Prosecutors rest in soldier's court martial case

Pvt. Isaac Aguigui Pvt. Isaac Aguigui
Sgt. Dierdra Aguigui Sgt. Dierdra Aguigui

Defense attorneys started presenting the case Wednesday afternoon in the court martial for a Fort Stewart soldier who's charged with the slaying of his pregnant wife.

Pvt. Isaac Aguigui is accused of suffocating his wife Sgt. Dierdra Aguigui in July 2011 in their home on Fort Stewart. Aguigui told investigators then that his wife died during sex. ​At that time, he collected a $500,000 life insurance policy.

Her cause of death was previously ruled undetermined. Civilian prosecutors claimed Aguigui used the insurance money to finance a militia group. Aguigui's arrest in two other murders prompted military investigators to re-evaluate her death and eventually charge him with murder. He is already serving a life sentence for the murder of a former soldier and the soldier's girlfriend in December 2011.

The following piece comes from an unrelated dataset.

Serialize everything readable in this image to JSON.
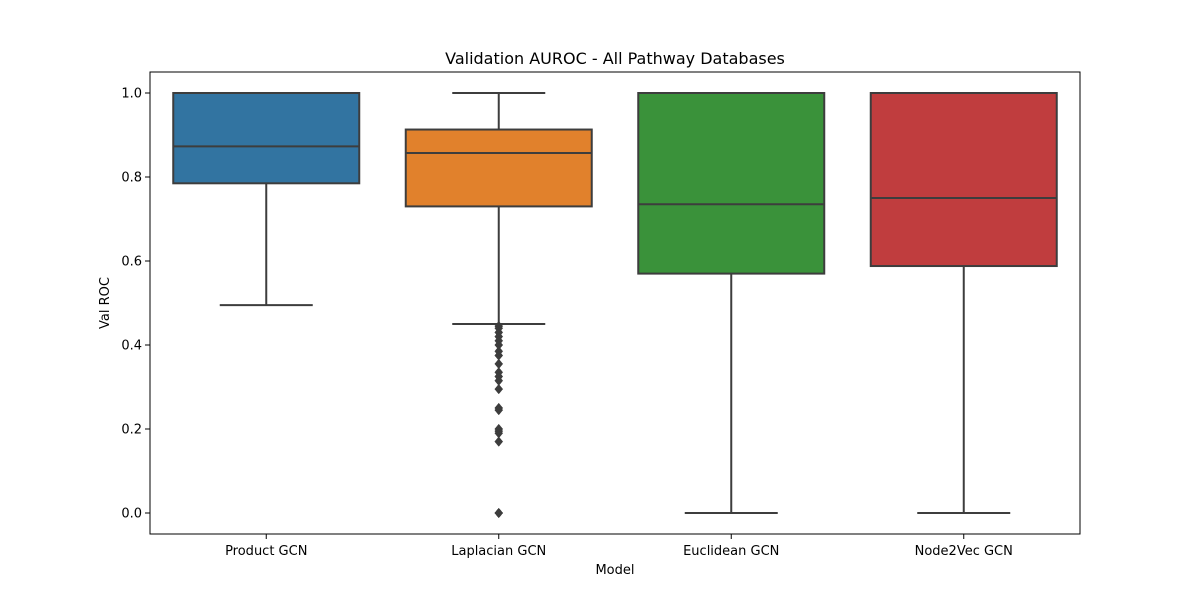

Prosecutors wrapped their case on Wednesday before lunch. They highlighted a medical expert who stated Deirdra Aguigui was murdered and didn't die of natural causes.

The consulting medical examiner testified that he felt the various wounds on Sgt. Deirdra Aguigui's body and the absence of other explanations for her death pointed to homicide. He concluded that marks on her neck helped indicate strangulation through a choke hold that blocked the flow of blood to her brain.   

A GBI medical examiner testified Deirdra Aguiagui's various injuries and no other explanation pointed to homicide. He also pointed to bruises on her neck as evidence of a choke hold that stopped blood flow to her brain.

Other witnesses described the money he received from life insurance.

Defense attorneys went back and forth with him on whether or not she could have died of heart complications. He said possibly, but not likely as someone killing her.

Testimony was completed Wednesday evening, and closing arguments will begin Thursday morning.